Last week's attack on the use of impact factors to measure journal quality by Stephen Curry, professor of structural biology at Imperial College London, has ignited debate.
"The impact factor might have started out as a good idea, but its time has come and gone," . He argues that the method became problematic by the end of the 1990s because the pattern of citation distribution was so "skewed".
"Analysis by Per Seglen (professor in the department of cell biology at the Institute for Cancer Research at the Norwegian Radium Hospital, Oslo) in 1992 showed that typically only 15% of the papers in a journal account for half the total citations," he writes.
"Therefore only this minority of the articles has more than the average number of citations denoted by the journal impact factor. Take a moment to think about what that means: the vast majority of the journal's papers - fully 85% - have fewer citations than the average.
"The impact factor is a statistically indefensible indicator of journal performance; it flatters to deceive, distributing credit that has been earned by only a small fraction of its published papers."

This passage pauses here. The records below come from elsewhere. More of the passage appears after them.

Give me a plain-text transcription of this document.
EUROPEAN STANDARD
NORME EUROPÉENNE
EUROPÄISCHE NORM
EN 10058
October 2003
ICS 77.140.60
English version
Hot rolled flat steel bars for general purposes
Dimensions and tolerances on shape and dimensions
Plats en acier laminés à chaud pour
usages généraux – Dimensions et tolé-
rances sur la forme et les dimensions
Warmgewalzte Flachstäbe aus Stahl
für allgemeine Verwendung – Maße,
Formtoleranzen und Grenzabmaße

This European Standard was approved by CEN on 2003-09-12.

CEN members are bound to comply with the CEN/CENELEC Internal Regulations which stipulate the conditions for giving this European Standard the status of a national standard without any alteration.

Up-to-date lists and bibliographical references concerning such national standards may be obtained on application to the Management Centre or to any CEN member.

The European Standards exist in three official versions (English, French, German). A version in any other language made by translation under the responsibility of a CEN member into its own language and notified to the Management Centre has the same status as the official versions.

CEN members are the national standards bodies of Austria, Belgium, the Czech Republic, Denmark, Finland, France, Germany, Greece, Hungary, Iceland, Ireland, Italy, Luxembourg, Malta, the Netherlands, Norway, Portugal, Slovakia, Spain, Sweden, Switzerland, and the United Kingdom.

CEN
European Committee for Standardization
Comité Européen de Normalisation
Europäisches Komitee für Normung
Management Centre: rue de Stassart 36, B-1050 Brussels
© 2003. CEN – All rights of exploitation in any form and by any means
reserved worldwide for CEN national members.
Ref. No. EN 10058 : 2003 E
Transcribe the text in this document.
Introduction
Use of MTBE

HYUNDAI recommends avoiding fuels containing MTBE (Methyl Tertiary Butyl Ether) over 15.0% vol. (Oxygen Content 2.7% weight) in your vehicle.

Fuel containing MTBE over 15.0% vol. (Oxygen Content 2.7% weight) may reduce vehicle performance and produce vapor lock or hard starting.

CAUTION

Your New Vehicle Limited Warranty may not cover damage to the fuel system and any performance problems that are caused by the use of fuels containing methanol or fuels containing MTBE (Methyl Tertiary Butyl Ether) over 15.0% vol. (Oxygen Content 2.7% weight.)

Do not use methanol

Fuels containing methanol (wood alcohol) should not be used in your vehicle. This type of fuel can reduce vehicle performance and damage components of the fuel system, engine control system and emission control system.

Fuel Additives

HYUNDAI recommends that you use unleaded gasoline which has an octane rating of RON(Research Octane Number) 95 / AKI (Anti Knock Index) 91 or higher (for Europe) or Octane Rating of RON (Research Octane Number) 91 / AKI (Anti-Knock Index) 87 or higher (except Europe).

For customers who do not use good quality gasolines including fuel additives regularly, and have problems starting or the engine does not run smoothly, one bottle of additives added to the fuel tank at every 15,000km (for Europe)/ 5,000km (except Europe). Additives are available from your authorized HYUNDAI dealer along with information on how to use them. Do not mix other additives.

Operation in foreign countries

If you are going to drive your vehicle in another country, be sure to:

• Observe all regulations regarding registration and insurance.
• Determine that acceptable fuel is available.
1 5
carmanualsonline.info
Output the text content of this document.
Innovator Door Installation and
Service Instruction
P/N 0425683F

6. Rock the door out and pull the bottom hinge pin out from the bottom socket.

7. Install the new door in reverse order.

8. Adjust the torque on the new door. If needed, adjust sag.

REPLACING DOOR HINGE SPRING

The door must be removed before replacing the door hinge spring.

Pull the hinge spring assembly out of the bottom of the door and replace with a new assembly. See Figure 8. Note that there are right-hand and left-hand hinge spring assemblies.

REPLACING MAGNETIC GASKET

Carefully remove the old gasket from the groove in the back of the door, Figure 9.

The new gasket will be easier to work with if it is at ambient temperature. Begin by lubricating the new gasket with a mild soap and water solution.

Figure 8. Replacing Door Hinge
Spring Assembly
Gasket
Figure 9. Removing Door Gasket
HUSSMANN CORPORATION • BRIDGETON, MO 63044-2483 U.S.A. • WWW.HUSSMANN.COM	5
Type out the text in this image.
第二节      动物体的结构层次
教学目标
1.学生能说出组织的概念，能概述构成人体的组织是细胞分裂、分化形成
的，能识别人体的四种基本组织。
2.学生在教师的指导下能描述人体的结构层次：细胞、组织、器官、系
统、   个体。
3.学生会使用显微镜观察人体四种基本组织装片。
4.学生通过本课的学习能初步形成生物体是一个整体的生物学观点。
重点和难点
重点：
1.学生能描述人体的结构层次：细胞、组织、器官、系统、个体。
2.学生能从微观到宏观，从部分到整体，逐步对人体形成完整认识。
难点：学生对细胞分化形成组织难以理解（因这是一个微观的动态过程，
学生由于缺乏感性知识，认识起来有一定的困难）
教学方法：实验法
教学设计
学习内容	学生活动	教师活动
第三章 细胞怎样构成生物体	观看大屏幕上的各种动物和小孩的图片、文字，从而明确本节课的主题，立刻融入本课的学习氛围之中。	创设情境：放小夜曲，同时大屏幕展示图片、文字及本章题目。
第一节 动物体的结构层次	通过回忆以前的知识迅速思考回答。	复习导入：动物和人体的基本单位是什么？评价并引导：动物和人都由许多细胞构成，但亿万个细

What raises Professor Curry's ire further still is the application of impact factors to papers and people, a "malady" that afflicts science, technology and medicine researchers in particular, who he says have grown dependent on this valuation system, despite its "falsity".
"We spend our lives fretting about how high an impact factor we can attach to our published research because it has become such an important determinant in the award of the grants and promotions needed to advance a career," he writes.
"We submit to time-wasting and demoralising rounds of manuscript rejection, retarding the progress of science in the chase for a false measure of prestige."
He suggests that a more accurate measure of impact comes from the "buzz" generated by mega-journals such as PLoS One.
"The trick will be to crowd-source the task [of measuring impact]," he writes. "I am not suggesting we abandon peer review; I retain my faith in the quality control provided by expert assessment of manuscripts before publication, but this should simply be a technical check on the work, not an arbiter of its value."
Professor Curry says that instead of pre-publication peer review, "we need to find ways to attach to each piece of work the value that the scientific community places on it through use and citation".
He adds: "The rate of accrual of citations remains rather sluggish, even in today's wired world, so attempts are being made to capture the internet buzz that greets each new publication; there are interesting innovations in this regard from the likes of PLoS."
Although Professor Curry accepts that there will be an "old guard" of academics who will mutter darkly about such innovations, he believes they have nothing to worry about.
"Any working scientist will have experienced the thrill of hearing exciting new findings reported at a conference where results do not need to be wrapped between the covers of a particular journal for their significance to be appreciated," he adds.